Russia thus keeps the door open and doesn’t miss a chance to tout its "good" relations with Saudi Arabia.
“Moscow will continue its cooperation with OPEC within the framework of the charter signed by the 24 OPEC+ countries in Vienna in July 2019,” Russian Energy Minister Alexander Novak said in early March.
Another driver that is likely to push Russia and Saudi Arabia back together is the need for both to fund their budgets. To balance its budget, Russia needs the price of oil to be at least $42 a barrel; the Saudis need $83.
The current situation also creates a number of domestic challenges for both nations. Russia faces the ordeal of implementing its so-called “national projects” and is undergoing a complex process of changes to its constitution and future power structure. The national projects largely define the quality of life for ordinary Russians, many of whom are experiencing a radical drop in their incomes between the oil crisis and coronavirus quarantines.
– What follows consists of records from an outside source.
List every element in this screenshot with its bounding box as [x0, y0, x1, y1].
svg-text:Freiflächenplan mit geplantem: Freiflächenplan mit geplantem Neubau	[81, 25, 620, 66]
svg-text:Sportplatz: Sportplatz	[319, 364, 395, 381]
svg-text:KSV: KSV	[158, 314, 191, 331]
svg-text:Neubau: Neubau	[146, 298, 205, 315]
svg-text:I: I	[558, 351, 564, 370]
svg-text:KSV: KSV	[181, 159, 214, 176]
In Saudi Arabia, in turn, the ongoing turbulence challenges its implementation of Vision 2030 and amasses potential for destabilization of the elites — recent arrests in the Saudi royal family attest to just that.
This not to mention other oil-supplying countries whose gold and currency reserves are much more modest than those of Russia and Saudi Arabia.
“We [Russians] have a big enough safety margin to finance our obligations. … The current prices in the oil market suggest our reserves could be enough for six years,” Russia’s Finance Minister Anton Siluanov said in a recent interview with the Rossiya-1 state-run news channel.
The oil market urgently needs to be stabilized. Today the market is heavily influenced not only by the pandemic and the breakup of the OPEC+ agreement, but also by US sanctions. These sanctions, for instance, hamper Iran's presence in the market, and the other players currently are taking advantage. Venezuela is another case in point: In early 2020, the United States sanctioned Rosneft Trading and TNK Trading. On March 28, Rosneft decided to leave the Venezuelan market, and Moscow had to set up another state company to purchase the assets.
“As an international public company, we have fulfilled our commitments with our shareholders and now have a right to expect the American regulators to fulfill theirs,” Rosneft spokesperson Mikhail Leontiev said, according to Russia's Tass news.
Evidently, Rosneft thus seeks to avoid US trade sanctions and maintain a window of opportunity for talks with US companies. This move, however, creates more uncertainties, since the newly formed Russian company may not have the needed production capabilities, and Venezuela will have to cut its market presence, which the United States might use to its favor.
It remains to be seen if the market rally spurred by Trump's optimistic statements will hold up. If not, the low price of oil over the long haul could put a lot of American shale companies on the brink of bankruptcy or worse. Some may choose to limit production to help stabilize the markets. The question is whether the United States is prepared to do so of its own volition via agreements with Moscow and OPEC. This also would create a set of incentives to negotiate a new pact. Whether this could be a long-term deal is questionable, but the tactical effect may indeed help the world economy.